Today I indulged in what I think is the best maa tahiti on Tahiti, served at the Botanical Gardens Restaurant right next to said gardens and the Musee Guaguin. This place, in what should be the heart of tourist land but never gets any tourists, is one of my favorite places to eat in my area. The food is always fantastic and it's a simple down-home Tahitian style place with gravel floors, plastic chairs and Tahitian fabrics stapled on to the ceiling for decoration. The restaurant is right on the lagoon against a low breakwater, so you sometimes get splashed if the waves are too big; on weekends there's often a synth band playing cheesy Tahitian dance hall hits. Today the place was packed with a large party of old Tahitian women dressed up in their best and most colorful dresses, strings of black pearls and flower crowns. They were living it up, laughing and drinking cheap red wine bottle after bottle. Not a tourist was in sight despite the tour bus parked at the entrance to the gardens.

But back to the food. My daughter and I decided to split the maa tahiti plate (about US$40; only available on Sundays), which is always huge, but when it arrived we all had to laugh because it could have comfortably fed three very hungry people. Every dish was perfect. I'm not a huge meat eater but the pork had a caramelized crispy layer on the fatty parts and tasted like candy. I had to restrain myself from eating too much of it.

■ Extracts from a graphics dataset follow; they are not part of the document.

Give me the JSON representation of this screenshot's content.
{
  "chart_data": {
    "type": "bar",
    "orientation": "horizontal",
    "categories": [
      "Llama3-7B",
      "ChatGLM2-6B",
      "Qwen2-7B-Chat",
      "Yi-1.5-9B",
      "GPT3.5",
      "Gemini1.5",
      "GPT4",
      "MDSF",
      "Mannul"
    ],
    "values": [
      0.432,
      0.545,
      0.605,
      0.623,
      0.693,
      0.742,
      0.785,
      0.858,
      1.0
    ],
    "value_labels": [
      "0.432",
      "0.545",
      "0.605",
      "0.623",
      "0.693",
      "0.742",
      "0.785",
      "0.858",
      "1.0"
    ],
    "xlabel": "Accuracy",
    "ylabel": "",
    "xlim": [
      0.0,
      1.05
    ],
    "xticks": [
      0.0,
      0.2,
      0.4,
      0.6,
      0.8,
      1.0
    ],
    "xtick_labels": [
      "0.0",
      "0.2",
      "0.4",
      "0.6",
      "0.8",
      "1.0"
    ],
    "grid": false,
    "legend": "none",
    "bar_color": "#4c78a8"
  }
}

The poisson cru (raw fish salad - click here for my recipe) was fresh with a perfect lemon and coconut milk balance; the poulet fafa had plenty of fafa (taro leaves), which is time consuming to prepare so often places skimp on it; there was perfectly cooked taro, bananas and sweet potatoes; pua choux, a pork and cabbage stew; and last a whole separate plate of delicious poe banane, a baked banana pudding topped with coconut milk. Many restaurants make maa tahiti in conventional ovens but at the Botanical Gardens Restaurant you can faintly taste the wood smoke from their ahimaa (pit oven), which gives it a more complex flavor.

Now I feel home. We finished off the meal with a long walk in the gardens while the restaurant kept our copious leftovers in their fridge for us. I think I'm having pork for breakfast tomorrow morning.

PS Now I'm back home I'll be back to blogging more regularly again!